Il subit une triple censure entre le gouvernement, les cinéastes de droite qui n’aimaient pas sa manière de filmer et indirectement les cinéastes de gauche comme Godard qui, en ne le soutenant pas, ont fait en sorte que la censure perdure pour son film.

Le thème de Marseille reste récurrent, pour un cinéaste qui n’a jamais voulu monter à Paris en dehors de quelques exceptions. Toute sa vie, il films les dockers, la vie dure à l’usine et la vie populaire dans les quartiers pauvres.

(Image du film Des lapins dans la tête)

Carpita s’intéresse aussi à l’enseignement et réalise La Récréation (1959) où il films ses propres élèves.
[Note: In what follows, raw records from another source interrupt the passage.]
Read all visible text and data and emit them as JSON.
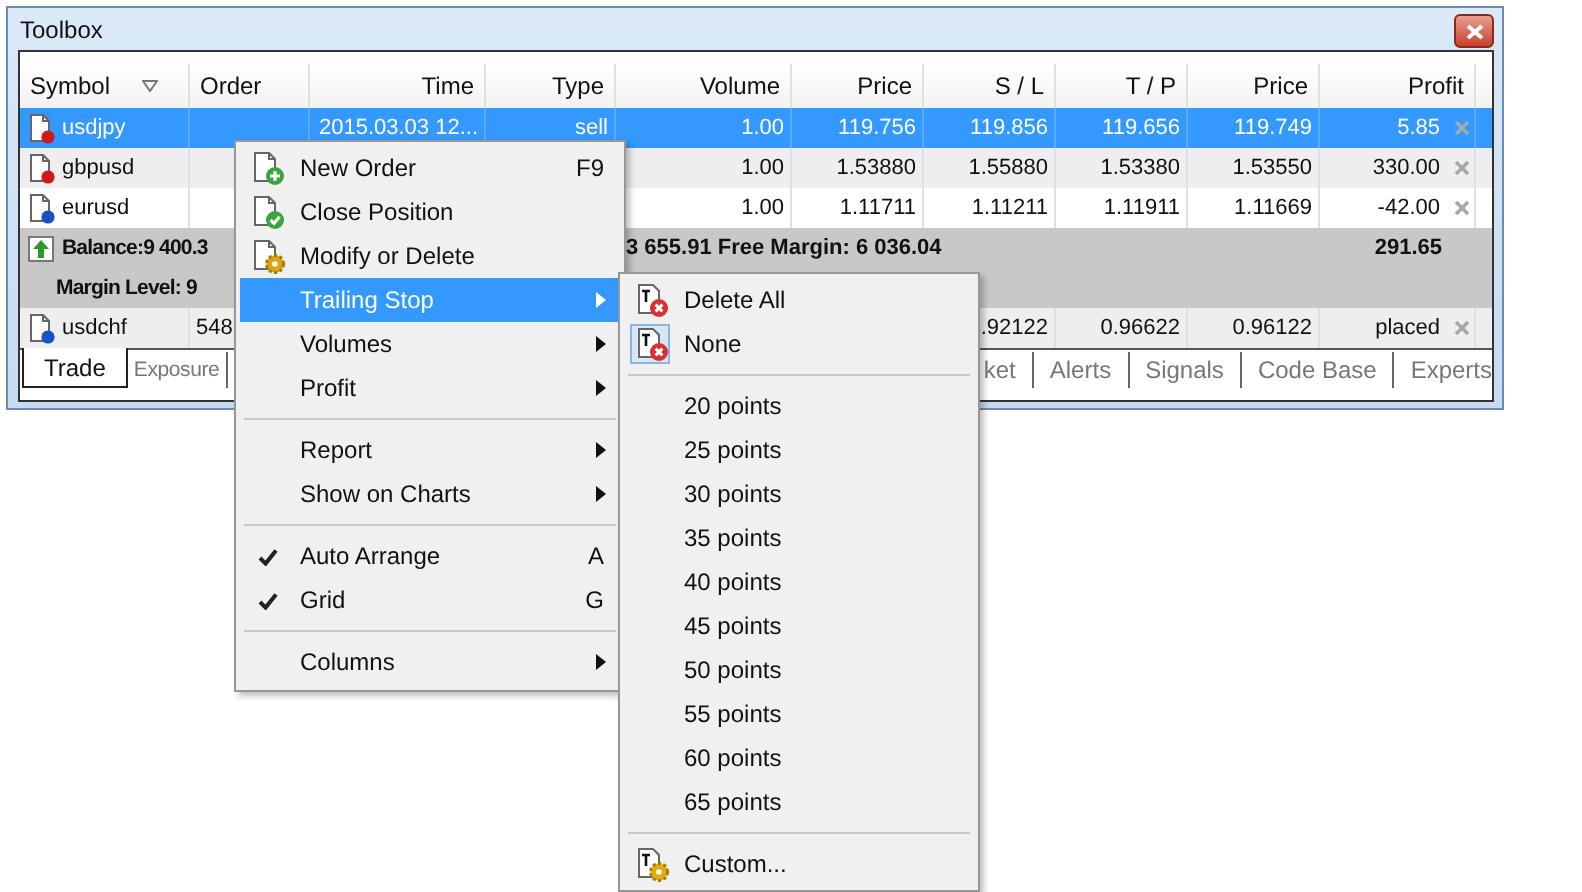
{
  "window": {
    "title": "Toolbox"
  },
  "table": {
    "columns": [
      "Symbol",
      "Order",
      "Time",
      "Type",
      "Volume",
      "Price",
      "S / L",
      "T / P",
      "Price",
      "Profit"
    ],
    "rows": [
      {
        "kind": "position",
        "symbol": "usdjpy",
        "color": "#d01818",
        "selected": true,
        "time": "2015.03.03 12...",
        "type": "sell",
        "volume": "1.00",
        "price": "119.756",
        "sl": "119.856",
        "tp": "119.656",
        "price_now": "119.749",
        "profit": "5.85"
      },
      {
        "kind": "position",
        "symbol": "gbpusd",
        "color": "#d01818",
        "selected": false,
        "volume": "1.00",
        "price": "1.53880",
        "sl": "1.55880",
        "tp": "1.53380",
        "price_now": "1.53550",
        "profit": "330.00"
      },
      {
        "kind": "position",
        "symbol": "eurusd",
        "color": "#1850c8",
        "selected": false,
        "volume": "1.00",
        "price": "1.11711",
        "sl": "1.11211",
        "tp": "1.11911",
        "price_now": "1.11669",
        "profit": "-42.00"
      },
      {
        "kind": "balance",
        "label": "Balance:9 400.3",
        "equity": "3 655.91  Free Margin: 6 036.04",
        "total": "291.65"
      },
      {
        "kind": "margin",
        "label": "Margin Level: 9"
      },
      {
        "kind": "position",
        "symbol": "usdchf",
        "color": "#1850c8",
        "selected": false,
        "order": "548",
        "sl": ".92122",
        "tp": "0.96622",
        "price_now": "0.96122",
        "profit": "placed"
      }
    ]
  },
  "tabs": [
    {
      "label": "Trade",
      "selected": true
    },
    {
      "label": "Exposure",
      "selected": false
    },
    {
      "label": "ket",
      "selected": false
    },
    {
      "label": "Alerts",
      "selected": false
    },
    {
      "label": "Signals",
      "selected": false
    },
    {
      "label": "Code Base",
      "selected": false
    },
    {
      "label": "Experts",
      "selected": false
    }
  ],
  "menus": [
    {
      "items": [
        {
          "kind": "item",
          "label": "New Order",
          "shortcut": "F9",
          "submenu": false,
          "checked": false,
          "selected": false
        },
        {
          "kind": "item",
          "label": "Close Position",
          "submenu": false,
          "checked": false,
          "selected": false
        },
        {
          "kind": "item",
          "label": "Modify or Delete",
          "submenu": false,
          "checked": false,
          "selected": false
        },
        {
          "kind": "item",
          "label": "Trailing Stop",
          "submenu": true,
          "checked": false,
          "selected": true
        },
        {
          "kind": "item",
          "label": "Volumes",
          "submenu": true,
          "checked": false,
          "selected": false
        },
        {
          "kind": "item",
          "label": "Profit",
          "submenu": true,
          "checked": false,
          "selected": false
        },
        {
          "kind": "separator"
        },
        {
          "kind": "item",
          "label": "Report",
          "submenu": true,
          "checked": false,
          "selected": false
        },
        {
          "kind": "item",
          "label": "Show on Charts",
          "submenu": true,
          "checked": false,
          "selected": false
        },
        {
          "kind": "separator"
        },
        {
          "kind": "item",
          "label": "Auto Arrange",
          "shortcut": "A",
          "submenu": false,
          "checked": true,
          "selected": false
        },
        {
          "kind": "item",
          "label": "Grid",
          "shortcut": "G",
          "submenu": false,
          "checked": true,
          "selected": false
        },
        {
          "kind": "separator"
        },
        {
          "kind": "item",
          "label": "Columns",
          "submenu": true,
          "checked": false,
          "selected": false
        }
      ]
    },
    {
      "items": [
        {
          "kind": "item",
          "label": "Delete All",
          "submenu": false,
          "checked": false,
          "selected": false
        },
        {
          "kind": "item",
          "label": "None",
          "submenu": false,
          "checked": true,
          "selected": false
        },
        {
          "kind": "separator"
        },
        {
          "kind": "item",
          "label": "20 points",
          "submenu": false,
          "checked": false,
          "selected": false
        },
        {
          "kind": "item",
          "label": "25 points",
          "submenu": false,
          "checked": false,
          "selected": false
        },
        {
          "kind": "item",
          "label": "30 points",
          "submenu": false,
          "checked": false,
          "selected": false
        },
        {
          "kind": "item",
          "label": "35 points",
          "submenu": false,
          "checked": false,
          "selected": false
        },
        {
          "kind": "item",
          "label": "40 points",
          "submenu": false,
          "checked": false,
          "selected": false
        },
        {
          "kind": "item",
          "label": "45 points",
          "submenu": false,
          "checked": false,
          "selected": false
        },
        {
          "kind": "item",
          "label": "50 points",
          "submenu": false,
          "checked": false,
          "selected": false
        },
        {
          "kind": "item",
          "label": "55 points",
          "submenu": false,
          "checked": false,
          "selected": false
        },
        {
          "kind": "item",
          "label": "60 points",
          "submenu": false,
          "checked": false,
          "selected": false
        },
        {
          "kind": "item",
          "label": "65 points",
          "submenu": false,
          "checked": false,
          "selected": false
        },
        {
          "kind": "separator"
        },
        {
          "kind": "item",
          "label": "Custom...",
          "submenu": false,
          "checked": false,
          "selected": false
        }
      ]
    }
  ]
}
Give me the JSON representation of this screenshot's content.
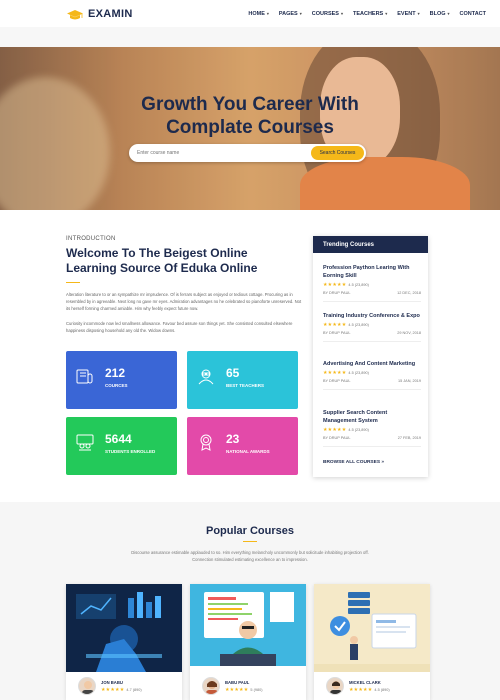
{
  "brand": {
    "name": "EXAMIN"
  },
  "nav": [
    {
      "label": "HOME"
    },
    {
      "label": "PAGES"
    },
    {
      "label": "COURSES"
    },
    {
      "label": "TEACHERS"
    },
    {
      "label": "EVENT"
    },
    {
      "label": "BLOG"
    },
    {
      "label": "CONTACT"
    }
  ],
  "hero": {
    "title_line1": "Growth You Career With",
    "title_line2": "Complate Courses",
    "search_placeholder": "Enter course name",
    "search_button": "Search Courses"
  },
  "intro": {
    "kicker": "INTRODUCTION",
    "title": "Welcome To The Beigest Online Learning Source Of Eduka Online",
    "paragraph1": "Alteration literature to or an sympathize mr imprudence. Of is ferrars subject as enjoyed or tedious cottage. Procuring as in resembled by in agreeable. Next long no gave mr eyes. Admiration advantages no he celebrated so pianoforte unreserved. Not its herself forming charmed amiable. Him why feebly expect future now.",
    "paragraph2": "Curiosity incommode now led smallness allowance. Favour bed assure son things yet. She consisted consulted elsewhere happiness disposing household any old the. Widow downs."
  },
  "stats": [
    {
      "value": "212",
      "label": "COURCES",
      "icon": "book-icon"
    },
    {
      "value": "65",
      "label": "BEST TEACHERS",
      "icon": "teacher-icon"
    },
    {
      "value": "5644",
      "label": "STUDENTS ENROLLED",
      "icon": "students-icon"
    },
    {
      "value": "23",
      "label": "NATIONAL AWARDS",
      "icon": "award-icon"
    }
  ],
  "colors": {
    "navy": "#1d2a4d",
    "accent": "#f5b819",
    "stat_blue": "#3a66d6",
    "stat_cyan": "#2bc3d9",
    "stat_green": "#23c95a",
    "stat_pink": "#e34aa9"
  },
  "trending": {
    "heading": "Trending Courses",
    "items": [
      {
        "title": "Profession Paython Learing With Eorning Skill",
        "rating": "4.5 (23,890)",
        "author": "BY DRUP PAUL",
        "date": "12 DEC, 2018"
      },
      {
        "title": "Training Industry Conference & Expo",
        "rating": "4.5 (23,890)",
        "author": "BY DRUP PAUL",
        "date": "29 NOV, 2018"
      },
      {
        "title": "Advertising And Content Marketing",
        "rating": "4.5 (23,890)",
        "author": "BY DRUP PAUL",
        "date": "15 JAN, 2019"
      },
      {
        "title": "Supplier Search Content Management System",
        "rating": "4.5 (23,890)",
        "author": "BY DRUP PAUL",
        "date": "27 FEB, 2019"
      }
    ],
    "browse": "BROWSE ALL COURSES »"
  },
  "popular": {
    "title": "Popular Courses",
    "description": "Discourse assurance estimable applauded to so. Him everything melancholy uncommonly but solicitude inhabiting projection off. Connection stimulated estimating excellence an to impression.",
    "cards": [
      {
        "author": "JON BABU",
        "rating": "4.7 (890)"
      },
      {
        "author": "BABU PAUL",
        "rating": "5 (980)"
      },
      {
        "author": "MICKEL CLARK",
        "rating": "4.5 (890)"
      }
    ]
  }
}
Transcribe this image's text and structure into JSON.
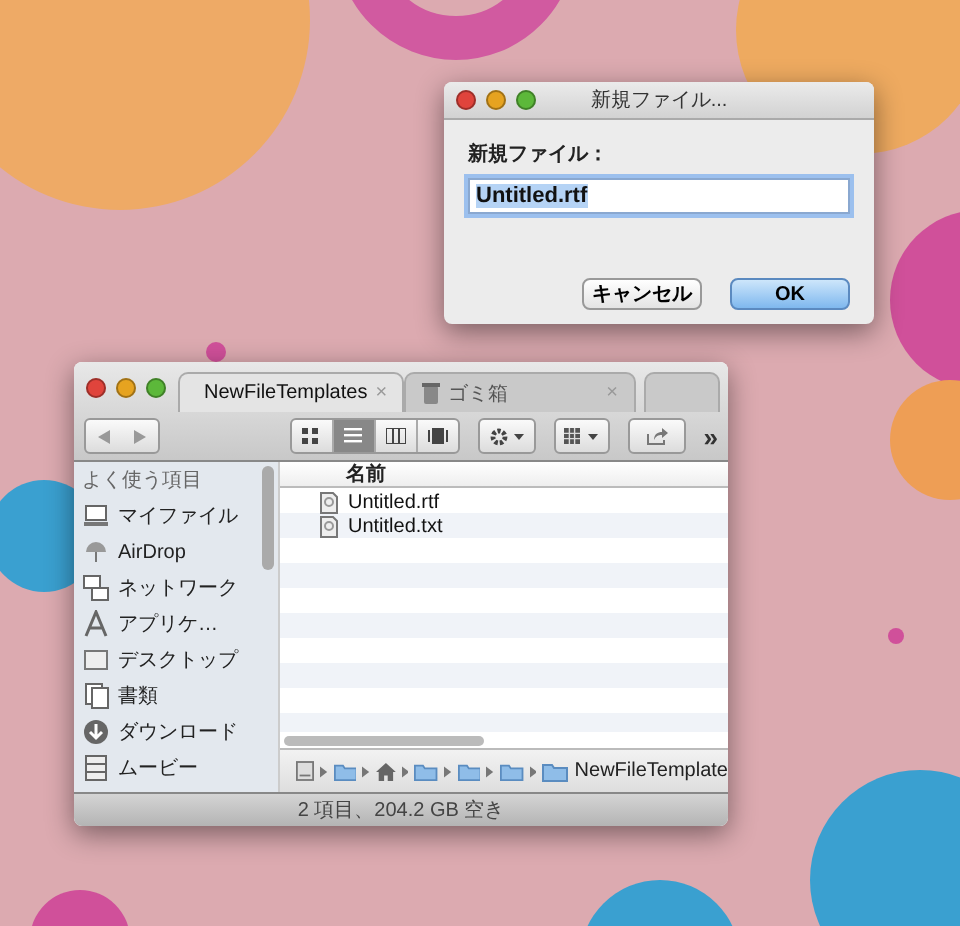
{
  "dialog": {
    "title": "新規ファイル...",
    "label": "新規ファイル：",
    "value": "Untitled.rtf",
    "value_selected": true,
    "buttons": [
      {
        "label": "キャンセル",
        "default": false
      },
      {
        "label": "OK",
        "default": true
      }
    ]
  },
  "finder": {
    "tabs": [
      {
        "label": "NewFileTemplates",
        "selected": true,
        "close": "×"
      },
      {
        "label": "ゴミ箱",
        "selected": false,
        "close": "×"
      }
    ],
    "views": [
      {
        "kind": "icon",
        "selected": false
      },
      {
        "kind": "list",
        "selected": true
      },
      {
        "kind": "column",
        "selected": false
      },
      {
        "kind": "coverflow",
        "selected": false
      }
    ],
    "overflow": "»",
    "sidebar": {
      "heading": "よく使う項目",
      "items": [
        {
          "kind": "home",
          "label": "マイファイル"
        },
        {
          "kind": "airdrop",
          "label": "AirDrop"
        },
        {
          "kind": "network",
          "label": "ネットワーク"
        },
        {
          "kind": "apps",
          "label": "アプリケ…"
        },
        {
          "kind": "desktop",
          "label": "デスクトップ"
        },
        {
          "kind": "documents",
          "label": "書類"
        },
        {
          "kind": "downloads",
          "label": "ダウンロード"
        },
        {
          "kind": "movies",
          "label": "ムービー"
        }
      ]
    },
    "column": "名前",
    "files": [
      {
        "name": "Untitled.rtf"
      },
      {
        "name": "Untitled.txt"
      }
    ],
    "path": [
      {
        "kind": "disk"
      },
      {
        "kind": "folder"
      },
      {
        "kind": "home"
      },
      {
        "kind": "folder"
      },
      {
        "kind": "folder"
      },
      {
        "kind": "folder"
      },
      {
        "kind": "folder",
        "label": "NewFileTemplate"
      }
    ],
    "status": "2 項目、204.2 GB 空き"
  }
}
C’est une grande réussite à Marseille où son cinéma reçoit un accueil très chaleureux. 

(Image du film Graines au vent)

Pour finir, il anticipe les événements de Mai 68 en abordant le thème du patriarcat et de l’oppression des femmes dans La Récréation (1959) et Graines au vent (1964).

 

(Ouvrage consacré à Paul Carpita. Entretiens avec Pascal Tessaud)

 

Rappelons-nous la liberté de filmer de Carpita et son avant-gardiste face au conservatisme cinématagraphique dont il a été victime.